Wait a second . . . “La Bamba”?
That’s when I finally made the connection. Richie Valens, the guy who sang the original “La Bamba,” had died in a plane crash. So did Patsy Cline, who sang “Who’s Sorry Now?” And Jimmy Hendrix overdosed . . . Come to think of it, every song coming out of my mouth was sung by someone who died an unexpected, unpleasant death. But death was not the end for them, and now I knew there was a place where all tragically terminated musicians go . . . because I wasn’t just pulling in some random radio station—my cavity was so infinitely deep, it had become a wormhole to an alternate dimension!
“Just a little bit further . . .” said Lucretia, practically on top of me now, her knee on my chest, and her entire hand shoved in my appliance-stretched mouth down to the wrist.

Para bailar la Bamba,
” sang Richie Valens.
“We’re almost there—I can feel it,” said Lizzy.

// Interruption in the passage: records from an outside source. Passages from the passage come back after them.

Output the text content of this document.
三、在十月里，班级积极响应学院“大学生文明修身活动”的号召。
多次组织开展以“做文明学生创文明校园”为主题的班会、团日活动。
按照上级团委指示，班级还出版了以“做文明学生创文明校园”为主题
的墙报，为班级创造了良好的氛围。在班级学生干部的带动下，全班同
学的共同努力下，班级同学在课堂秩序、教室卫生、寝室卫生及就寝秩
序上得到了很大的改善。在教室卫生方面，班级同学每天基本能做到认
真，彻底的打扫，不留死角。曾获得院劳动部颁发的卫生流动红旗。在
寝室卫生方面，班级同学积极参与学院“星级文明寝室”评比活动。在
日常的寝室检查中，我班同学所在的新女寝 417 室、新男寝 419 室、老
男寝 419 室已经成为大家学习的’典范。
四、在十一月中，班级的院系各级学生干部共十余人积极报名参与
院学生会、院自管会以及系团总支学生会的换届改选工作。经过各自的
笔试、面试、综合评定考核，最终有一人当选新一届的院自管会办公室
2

Para bailar la Bamba se necesita una poca de gracia . . .

There was a whistling in the air now, like wind tearing through a forest, but neither of them heard it—Lizzy was too involved in her relentless drilling, and Lucretia was focused on holding down my jerking arms and legs. Soon the wind grew, drowning out the song, until it sounded like a freight train crashing through the room. Their pigtails were whipping in the wind—a wind that was funneling right into my mouth.
“Wait! Wait—I see something in there!” shouted Lizzy over the wind. “Oh my God! It’s . . . It’s—”
But she never finished because suddenly my tooth raged in pain, my mouth felt extremely full, and she was gone. Lizzy Von Suffrin, D.D.S., was sucked right into the wormhole.